Par ailleurs, il y a certaines nominations dont il faut que l'on parle et je n'exclus pas - sans le demander d'ailleurs - qu'il y ait d'autres initiatives sur le sujet. 

Q - M. Cameron a dit que c'était sa lettre qui a été le moteur de ce communiqué. M. Cameron a dit qu'en fin de compte tout le monde était d'accord avec le contenu de sa lettre. Est-ce que vous en êtes d'accord, Monsieur le Président ? 

R - Au cas où vous n'étiez pas là au début - puisque je suppose que les 11 autres signataires apprécieront la déclaration de David Cameron sur «sa» lettre - j'ai dit qu'à 90 %, 85 % je pouvais être d'accord avec le contenu et que c'est toujours les 15 % qui font la différence.
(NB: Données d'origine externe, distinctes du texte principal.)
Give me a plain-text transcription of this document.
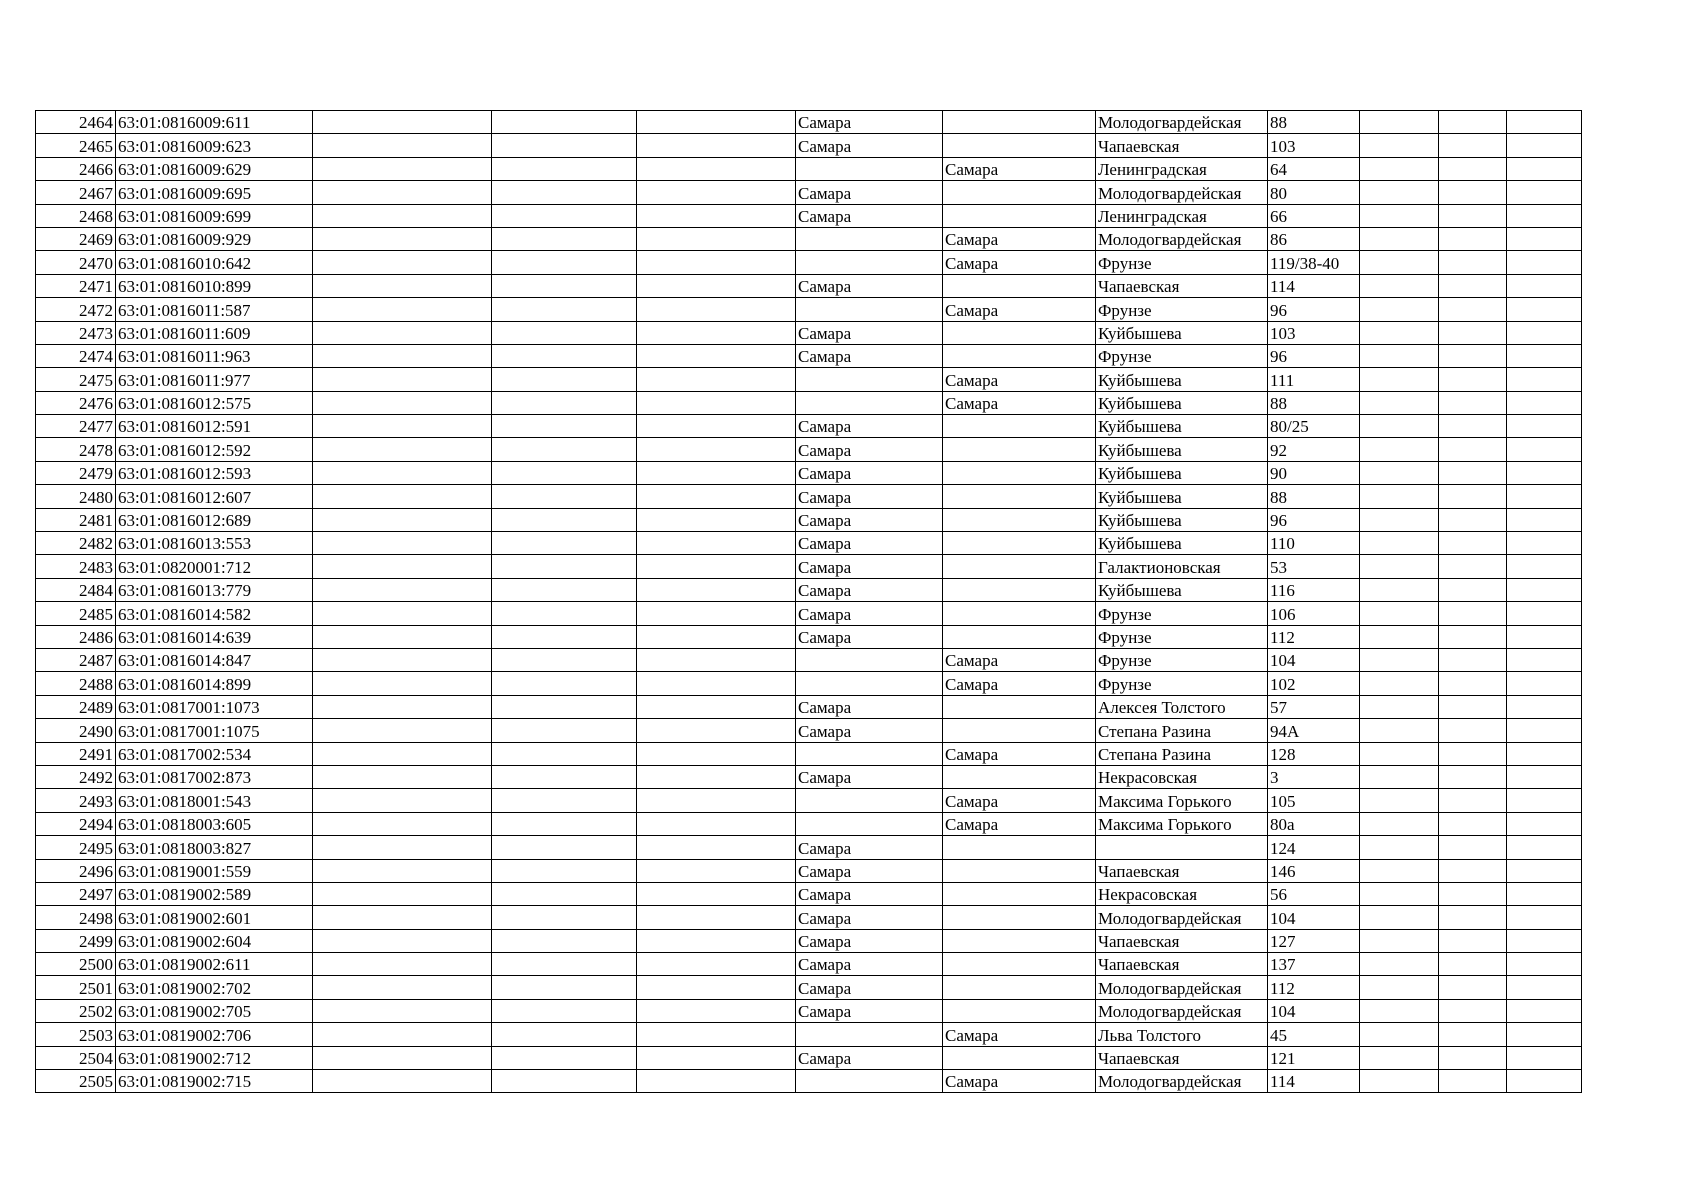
2464	63:01:0816009:611				Самара		Молодогвардейская	88			
2465	63:01:0816009:623				Самара		Чапаевская	103			
2466	63:01:0816009:629					Самара	Ленинградская	64			
2467	63:01:0816009:695				Самара		Молодогвардейская	80			
2468	63:01:0816009:699				Самара		Ленинградская	66			
2469	63:01:0816009:929					Самара	Молодогвардейская	86			
2470	63:01:0816010:642					Самара	Фрунзе	119/38-40			
2471	63:01:0816010:899				Самара		Чапаевская	114			
2472	63:01:0816011:587					Самара	Фрунзе	96			
2473	63:01:0816011:609				Самара		Куйбышева	103			
2474	63:01:0816011:963				Самара		Фрунзе	96			
2475	63:01:0816011:977					Самара	Куйбышева	111			
2476	63:01:0816012:575					Самара	Куйбышева	88			
2477	63:01:0816012:591				Самара		Куйбышева	80/25			
2478	63:01:0816012:592				Самара		Куйбышева	92			
2479	63:01:0816012:593				Самара		Куйбышева	90			
2480	63:01:0816012:607				Самара		Куйбышева	88			
2481	63:01:0816012:689				Самара		Куйбышева	96			
2482	63:01:0816013:553				Самара		Куйбышева	110			
2483	63:01:0820001:712				Самара		Галактионовская	53			
2484	63:01:0816013:779				Самара		Куйбышева	116			
2485	63:01:0816014:582				Самара		Фрунзе	106			
2486	63:01:0816014:639				Самара		Фрунзе	112			
2487	63:01:0816014:847					Самара	Фрунзе	104			
2488	63:01:0816014:899					Самара	Фрунзе	102			
2489	63:01:0817001:1073				Самара		Алексея Толстого	57			
2490	63:01:0817001:1075				Самара		Степана Разина	94А			
2491	63:01:0817002:534					Самара	Степана Разина	128			
2492	63:01:0817002:873				Самара		Некрасовская	3			
2493	63:01:0818001:543					Самара	Максима Горького	105			
2494	63:01:0818003:605					Самара	Максима Горького	80а			
2495	63:01:0818003:827				Самара			124			
2496	63:01:0819001:559				Самара		Чапаевская	146			
2497	63:01:0819002:589				Самара		Некрасовская	56			
2498	63:01:0819002:601				Самара		Молодогвардейская	104			
2499	63:01:0819002:604				Самара		Чапаевская	127			
2500	63:01:0819002:611				Самара		Чапаевская	137			
2501	63:01:0819002:702				Самара		Молодогвардейская	112			
2502	63:01:0819002:705				Самара		Молодогвардейская	104			
2503	63:01:0819002:706					Самара	Льва Толстого	45			
2504	63:01:0819002:712				Самара		Чапаевская	121			
2505	63:01:0819002:715					Самара	Молодогвардейская	114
J'ai même précisé qu'il y avait toujours une tentation «déréglementatrice» et libérale de l'autre côté de la Manche, dans laquelle je ne me reconnaissais pas. Cela n'a pas fait de problèmes particuliers et je suis toujours heureux quand nos amis anglais aiment à ce point l'Europe, qu'ils lui écrivent. Car, après tout, quel hommage rendu à l'Europe que de lui envoyer une belle lettre ! En général, quand on envoie des lettres signées avec d'autres amis, c'est que l'on attache de l'importance - soit pour se séparer, soit pour mieux s'aimer. J'ai pris la lettre de M. Cameron - après les décisions de ne pas s'associer au Traité - comme une volonté de ne pas rester derrière ; et je m'en réjouis parce que l'on a besoin des Anglais en Europe. Toujours, je ne dirai pas. «We need you», c'est ma conclusion. Prenez-le juste pour les Anglais.